If the agreement wins court approval, it will resolve a case student civil rights advocates had flagged as an example of the "school-to-prison pipeline." The federal agency sued the city of Meridian, the state of Mississippi, Lauderdale County, Miss.,Youth Court and the Youth Court Judges in 2012, alleging "systematic violations of youths' due process rights."
"The agreement with the city of Meridian addresses the Meridian Police Department's prior practice of arresting students referred by the school district without assessing whether there was sufficient probable cause to justify the arrest," the Justice Department said in a news release. "The settlement agreement prohibits the city police department from arresting youth for behavior that is appropriately addressed as a school discipline issue, and requires documented probable cause determinations for any youth arrested for criminal offenses."
The agreement also requires city police to issue Miranda warnings "as soon as a youth reasonably believes he or she is not free to leave and prohibiting officers from interviewing detained youth unless a guardian or attorney is present."
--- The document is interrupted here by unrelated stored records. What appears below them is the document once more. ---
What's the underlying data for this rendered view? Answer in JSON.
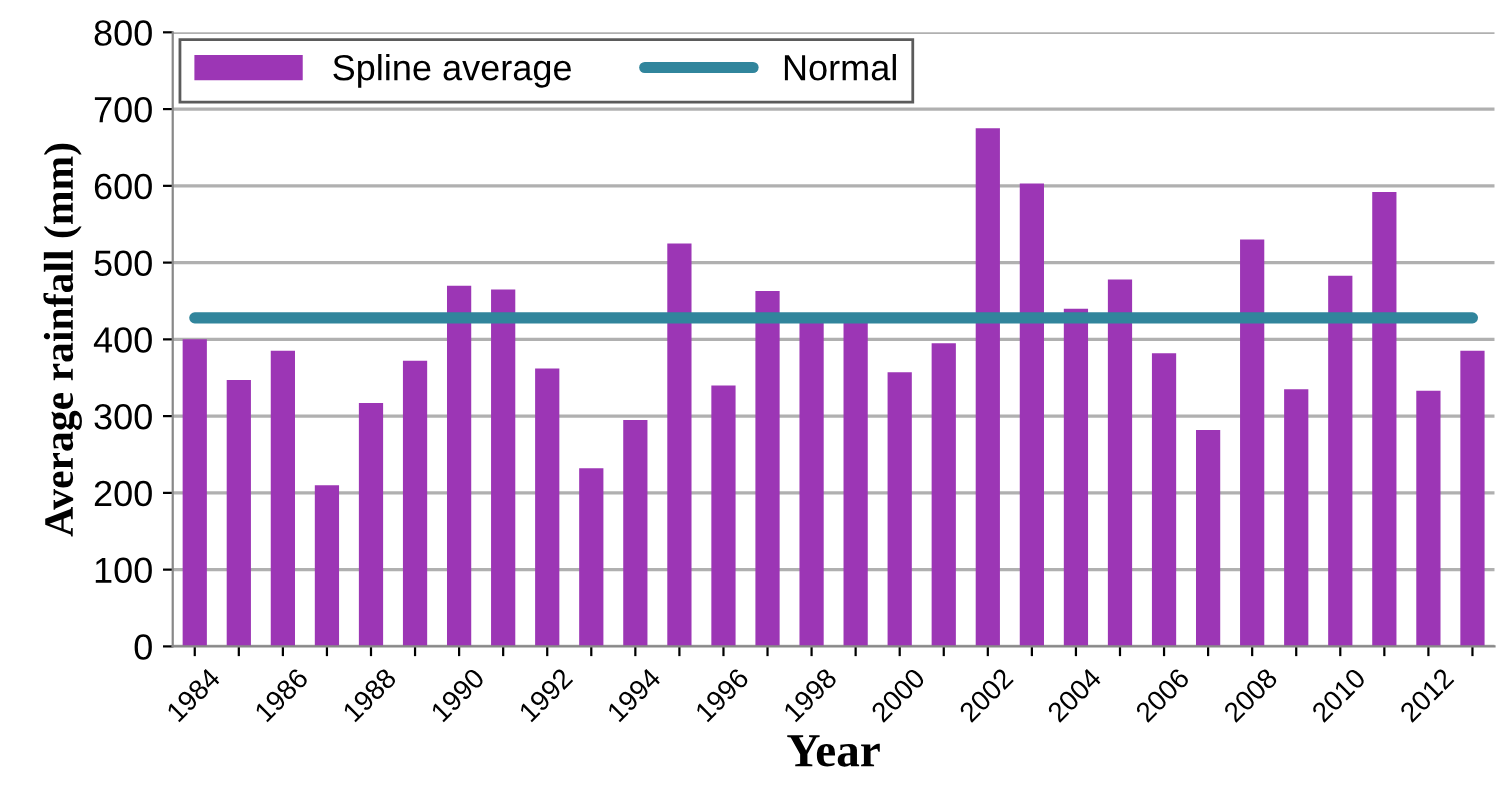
{
  "chart_data": {
    "type": "bar",
    "xlabel": "Year",
    "ylabel": "Average rainfall (mm)",
    "categories": [
      "1984",
      null,
      "1986",
      null,
      "1988",
      null,
      "1990",
      null,
      "1992",
      null,
      "1994",
      null,
      "1996",
      null,
      "1998",
      null,
      "2000",
      null,
      "2002",
      null,
      "2004",
      null,
      "2006",
      null,
      "2008",
      null,
      "2010",
      null,
      "2012",
      null
    ],
    "series": [
      {
        "name": "Spline average",
        "color": "#9c36b5",
        "values": [
          400,
          347,
          385,
          210,
          317,
          372,
          470,
          465,
          362,
          232,
          295,
          525,
          340,
          463,
          423,
          423,
          357,
          395,
          675,
          603,
          440,
          478,
          382,
          282,
          530,
          335,
          483,
          592,
          333,
          385
        ]
      },
      {
        "name": "Normal",
        "type": "line",
        "color": "#31859c",
        "values": [
          428,
          428,
          428,
          428,
          428,
          428,
          428,
          428,
          428,
          428,
          428,
          428,
          428,
          428,
          428,
          428,
          428,
          428,
          428,
          428,
          428,
          428,
          428,
          428,
          428,
          428,
          428,
          428,
          428,
          428
        ]
      }
    ],
    "ylim": [
      0,
      800
    ],
    "yticks": [
      0,
      100,
      200,
      300,
      400,
      500,
      600,
      700,
      800
    ],
    "grid": "y",
    "legend": "top left"
  }
}
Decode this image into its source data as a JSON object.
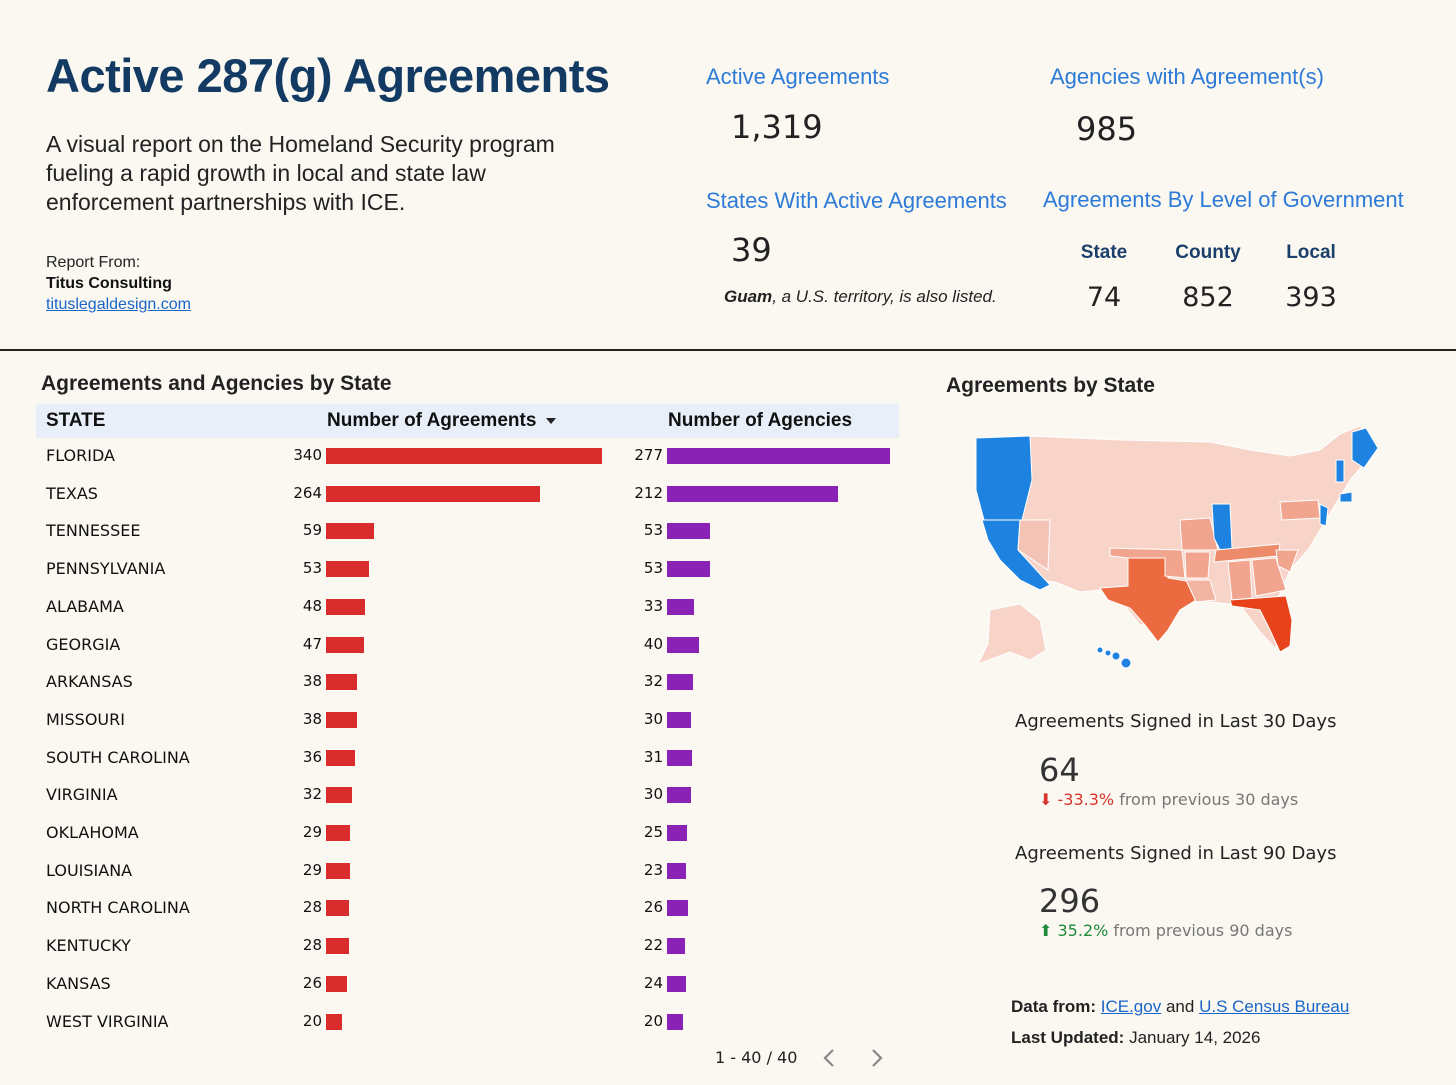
{
  "header": {
    "title": "Active 287(g) Agreements",
    "subtitle": "A visual report on the Homeland Security program fueling a rapid growth in local and state law enforcement partnerships with ICE.",
    "report_from_label": "Report From:",
    "report_org": "Titus Consulting",
    "report_site": "tituslegaldesign.com"
  },
  "kpis": {
    "active_agreements": {
      "label": "Active Agreements",
      "value": "1,319"
    },
    "agencies_with_agreements": {
      "label": "Agencies with Agreement(s)",
      "value": "985"
    },
    "states_active": {
      "label": "States With Active Agreements",
      "value": "39"
    },
    "guam_note_bold": "Guam",
    "guam_note_rest": ", a U.S. territory, is also listed.",
    "by_level": {
      "label": "Agreements By Level of Government",
      "levels": [
        {
          "name": "State",
          "value": "74"
        },
        {
          "name": "County",
          "value": "852"
        },
        {
          "name": "Local",
          "value": "393"
        }
      ]
    }
  },
  "table": {
    "title": "Agreements and Agencies by State",
    "columns": {
      "state": "STATE",
      "agreements": "Number of Agreements",
      "agencies": "Number of Agencies"
    },
    "pagination": "1 - 40 / 40"
  },
  "chart_data": {
    "type": "bar",
    "title": "Agreements and Agencies by State",
    "categories": [
      "FLORIDA",
      "TEXAS",
      "TENNESSEE",
      "PENNSYLVANIA",
      "ALABAMA",
      "GEORGIA",
      "ARKANSAS",
      "MISSOURI",
      "SOUTH CAROLINA",
      "VIRGINIA",
      "OKLAHOMA",
      "LOUISIANA",
      "NORTH CAROLINA",
      "KENTUCKY",
      "KANSAS",
      "WEST VIRGINIA"
    ],
    "series": [
      {
        "name": "Number of Agreements",
        "color": "#d92c2c",
        "values": [
          340,
          264,
          59,
          53,
          48,
          47,
          38,
          38,
          36,
          32,
          29,
          29,
          28,
          28,
          26,
          20
        ]
      },
      {
        "name": "Number of Agencies",
        "color": "#8a23b5",
        "values": [
          277,
          212,
          53,
          53,
          33,
          40,
          32,
          30,
          31,
          30,
          25,
          23,
          26,
          22,
          24,
          20
        ]
      }
    ],
    "sort": "Number of Agreements descending"
  },
  "map": {
    "title": "Agreements by State",
    "colors": {
      "low": "#f7d3c8",
      "mid": "#f1a58f",
      "high": "#ec6a40",
      "top": "#e8421a",
      "none": "#1e82e0",
      "border": "#ffffff"
    }
  },
  "stats": {
    "last30": {
      "label": "Agreements Signed in Last 30 Days",
      "value": "64",
      "delta": "-33.3%",
      "delta_suffix": " from previous 30 days",
      "direction": "down"
    },
    "last90": {
      "label": "Agreements Signed in Last 90 Days",
      "value": "296",
      "delta": "35.2%",
      "delta_suffix": " from previous 90 days",
      "direction": "up"
    }
  },
  "footer": {
    "data_from_label": "Data from:",
    "source1": "ICE.gov",
    "and": "and",
    "source2": "U.S Census Bureau",
    "updated_label": "Last Updated:",
    "updated_value": "January 14, 2026"
  }
}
An agreement with the state also addresses youth probation practices
. It requires a clear explanation of youths' rights and prohibiting officers from "recommending incarcerating youths for violations of their probation contracts that would not otherwise amount to detainable offenses, unless and until all other reasonable alternatives to incarceration have been exhausted."
The 6,100-student Meridian School District made a similar agreement with the Justice Department in 2013 to address discriminatory discipline practices that federal officials said led to higher rates of discipline for black students than for their white peers.